Hacker News new | ask | show | jobs
by dedicate 383 days ago
Interesting points! I'm always curious, though – beyond the theoretical benefits, has anyone here actually found a super specific, almost niche use case where fine-tuning blew a general model out of the water in a way that wasn't just about slight accuracy bumps?
3 comments

Yup! I'll have to write some of these up. I can probably do open datasets and evals too. If you have use cases you'd like to see let me know! Some quick examples (task specific performance):

- fine-tuning improved performance of Llama 70B from 3.62/5 to (worse than Gemma 2B) to 4.27/5 (better than GPT 4.1), as measured by evals

- Generating valid JSON improved from <1% success rate to >95% after tuning

You can also optimize for cost/speed. I often see a 4x speedup and reducing costs by 90%+, while matching task-specific quality.

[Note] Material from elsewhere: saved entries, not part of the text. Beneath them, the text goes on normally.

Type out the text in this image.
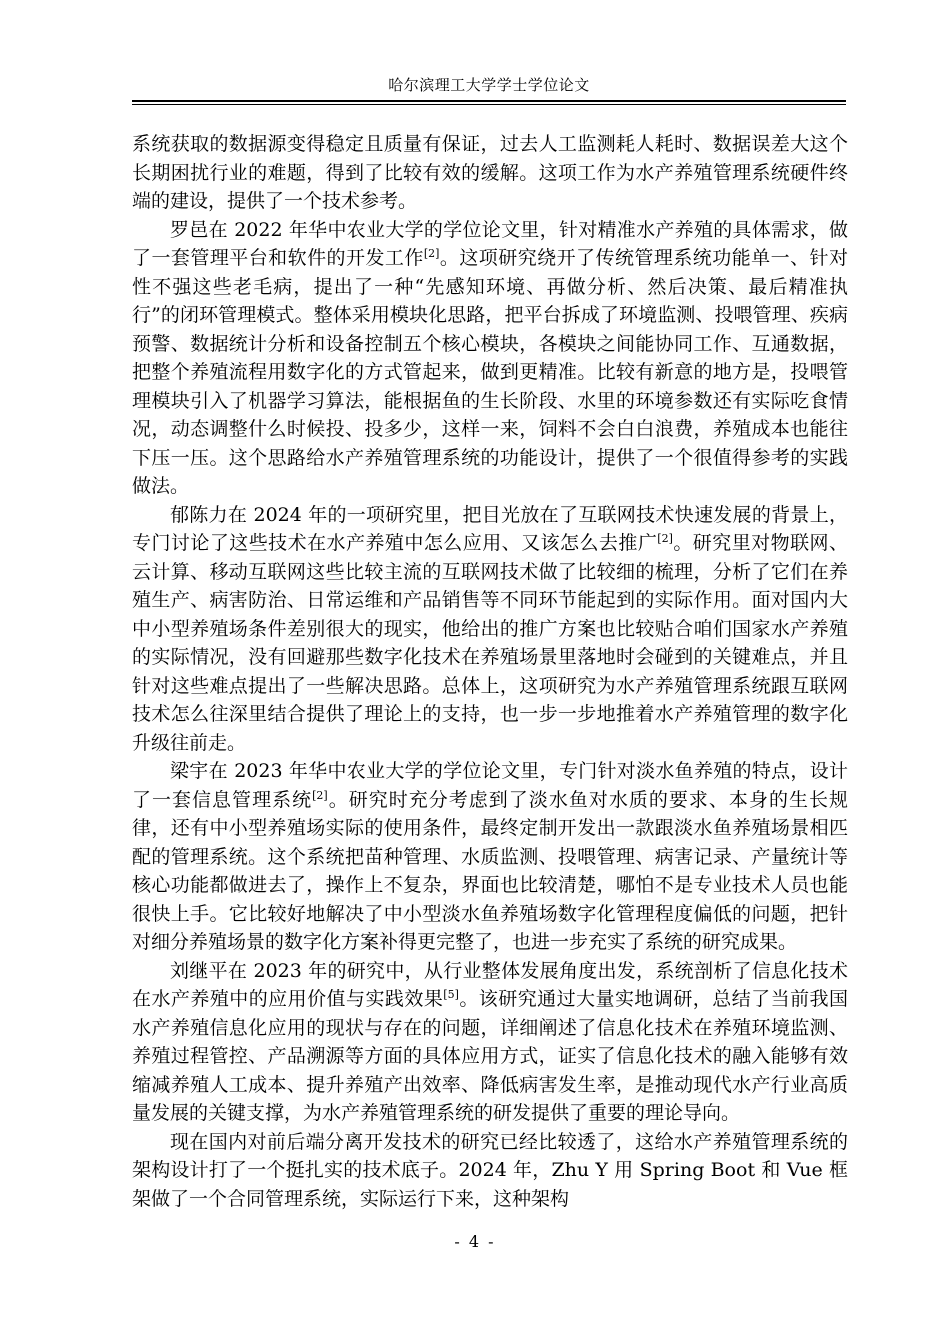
哈尔滨理工大学学士学位论文

系统获取的数据源变得稳定且质量有保证，过去人工监测耗人耗时、数据误差大这个长期困扰行业的难题，得到了比较有效的缓解。这项工作为水产养殖管理系统硬件终端的建设，提供了一个技术参考。

罗邑在 2022 年华中农业大学的学位论文里，针对精准水产养殖的具体需求，做了一套管理平台和软件的开发工作[2]。这项研究绕开了传统管理系统功能单一、针对性不强这些老毛病，提出了一种“先感知环境、再做分析、然后决策、最后精准执行”的闭环管理模式。整体采用模块化思路，把平台拆成了环境监测、投喂管理、疾病预警、数据统计分析和设备控制五个核心模块，各模块之间能协同工作、互通数据，把整个养殖流程用数字化的方式管起来，做到更精准。比较有新意的地方是，投喂管理模块引入了机器学习算法，能根据鱼的生长阶段、水里的环境参数还有实际吃食情况，动态调整什么时候投、投多少，这样一来，饲料不会白白浪费，养殖成本也能往下压一压。这个思路给水产养殖管理系统的功能设计，提供了一个很值得参考的实践做法。

郁陈力在 2024 年的一项研究里，把目光放在了互联网技术快速发展的背景上，专门讨论了这些技术在水产养殖中怎么应用、又该怎么去推广[2]。研究里对物联网、云计算、移动互联网这些比较主流的互联网技术做了比较细的梳理，分析了它们在养殖生产、病害防治、日常运维和产品销售等不同环节能起到的实际作用。面对国内大中小型养殖场条件差别很大的现实，他给出的推广方案也比较贴合咱们国家水产养殖的实际情况，没有回避那些数字化技术在养殖场景里落地时会碰到的关键难点，并且针对这些难点提出了一些解决思路。总体上，这项研究为水产养殖管理系统跟互联网技术怎么往深里结合提供了理论上的支持，也一步一步地推着水产养殖管理的数字化升级往前走。

梁宇在 2023 年华中农业大学的学位论文里，专门针对淡水鱼养殖的特点，设计了一套信息管理系统[2]。研究时充分考虑到了淡水鱼对水质的要求、本身的生长规律，还有中小型养殖场实际的使用条件，最终定制开发出一款跟淡水鱼养殖场景相匹配的管理系统。这个系统把苗种管理、水质监测、投喂管理、病害记录、产量统计等核心功能都做进去了，操作上不复杂，界面也比较清楚，哪怕不是专业技术人员也能很快上手。它比较好地解决了中小型淡水鱼养殖场数字化管理程度偏低的问题，把针对细分养殖场景的数字化方案补得更完整了，也进一步充实了系统的研究成果。

刘继平在 2023 年的研究中，从行业整体发展角度出发，系统剖析了信息化技术在水产养殖中的应用价值与实践效果[5]。该研究通过大量实地调研，总结了当前我国水产养殖信息化应用的现状与存在的问题，详细阐述了信息化技术在养殖环境监测、养殖过程管控、产品溯源等方面的具体应用方式，证实了信息化技术的融入能够有效缩减养殖人工成本、提升养殖产出效率、降低病害发生率，是推动现代水产行业高质量发展的关键支撑，为水产养殖管理系统的研发提供了重要的理论导向。

现在国内对前后端分离开发技术的研究已经比较透了，这给水产养殖管理系统的架构设计打了一个挺扎实的技术底子。2024 年，Zhu Y 用 Spring Boot 和 Vue 框架做了一个合同管理系统，实际运行下来，这种架构

- 4 -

Don't you get valid JSON success rate of 100% with constrained decoding with any model?
Fine tuning is also about reducing costs. If you can bake half the prompt in the model through fine tuning, this can halve the running costs.
As an example Genatron is made possible by fine-tuning in order to create entire applications that are valid. It's similar to the valid json example, where you want to teach specific concepts through examples to ensure the correct syntactic and semantic outputs.